Maya Vasseur, vingt-six ans, connaissait l’envers de ce décor. Elle venait d’être recrutée comme agente de liaison au Bureau des Incidents Civiques, un service municipal modeste chargé de récupérer les enfants perdus, calmer les voisins en guerre et classer les plaintes que personne ne voulait traiter. Son chef appelait ça “la police sans armes”. Maya appelait ça “un placard avec du café froid”.
Le soir de sa première garde, alors qu’elle rangeait des dossiers sous la lumière blafarde, son téléphone vibra. Numéro inconnu. Un message vocal.
Elle faillit l’effacer. Puis elle entendit la voix.
« Maya… si tu reçois ceci, ne fais confiance à personne dans la coupole. Surtout pas à ceux qui promettent de te protéger. Cherche la serre 19. Et pardonne-moi. »

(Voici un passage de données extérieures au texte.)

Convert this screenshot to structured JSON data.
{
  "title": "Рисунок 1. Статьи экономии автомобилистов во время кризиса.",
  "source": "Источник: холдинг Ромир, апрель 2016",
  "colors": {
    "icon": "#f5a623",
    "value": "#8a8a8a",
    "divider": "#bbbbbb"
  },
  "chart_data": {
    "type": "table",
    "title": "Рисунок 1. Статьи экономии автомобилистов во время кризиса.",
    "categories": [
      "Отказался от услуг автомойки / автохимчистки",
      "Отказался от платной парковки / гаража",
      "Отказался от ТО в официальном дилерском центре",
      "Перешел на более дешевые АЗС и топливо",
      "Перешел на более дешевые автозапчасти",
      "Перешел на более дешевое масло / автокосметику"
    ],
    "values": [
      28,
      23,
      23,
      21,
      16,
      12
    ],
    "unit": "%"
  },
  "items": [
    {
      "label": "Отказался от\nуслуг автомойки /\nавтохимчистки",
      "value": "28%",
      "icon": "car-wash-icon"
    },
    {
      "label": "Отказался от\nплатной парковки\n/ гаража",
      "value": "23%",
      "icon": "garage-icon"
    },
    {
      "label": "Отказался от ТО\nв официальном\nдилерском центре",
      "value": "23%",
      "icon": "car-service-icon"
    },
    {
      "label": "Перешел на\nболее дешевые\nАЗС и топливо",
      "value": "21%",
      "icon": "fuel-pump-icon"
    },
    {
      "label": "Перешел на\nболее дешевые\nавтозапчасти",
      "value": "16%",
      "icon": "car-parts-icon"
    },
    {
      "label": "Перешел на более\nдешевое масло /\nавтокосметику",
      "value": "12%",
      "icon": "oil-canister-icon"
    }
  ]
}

Le téléphone glissa de ses doigts. Cette voix, elle l’avait portée comme une cicatrice : celle de sa mère, Élise Vasseur, disparue dix ans plus tôt lors d’un effondrement dans les sous-sols de la Cité-Verre. Officiellement morte. Sans corps. Sans explication. Sans adieu.
Maya réécouta le message jusqu’à trembler. La date d’envoi affichait 21h17, ce soir même. Impossible. À moins qu’Élise soit vivante. Ou que quelqu’un ait décidé de la torturer avec un fantôme.
Elle appela son frère cadet, Nino, seize ans, génie des jeux de construction virtuels et des mensonges mal faits. Il répondit avec de la musique en fond.
— Tu as encore séché le lycée ? demanda Maya.
— Bonsoir à toi aussi, grande sœur adorée.
— Nino, j’ai reçu un message de maman.
Le silence tomba. Même la musique sembla reculer.
— C’est pas drôle, Maya.
— Je sais.
Elle lui fit écouter. Au bout de quelques secondes, Nino murmura :
— La serre 19 n’existe pas sur les plans publics. Mais… dans les vieux serveurs de la ville, j’ai déjà vu un espace verrouillé qui porte ce nom.
Maya sentit la peur se transformer en nécessité. Avant qu’elle puisse répondre, les lumières du bureau s’éteignirent. Toutes sauf l’écran principal, où une phrase apparut en lettres vertes :
VOUS AVEZ 48 HEURES AVANT L’EFFACEMENT.
Puis, dans le couloir, quelqu’un frappa trois coups à la porte fermée.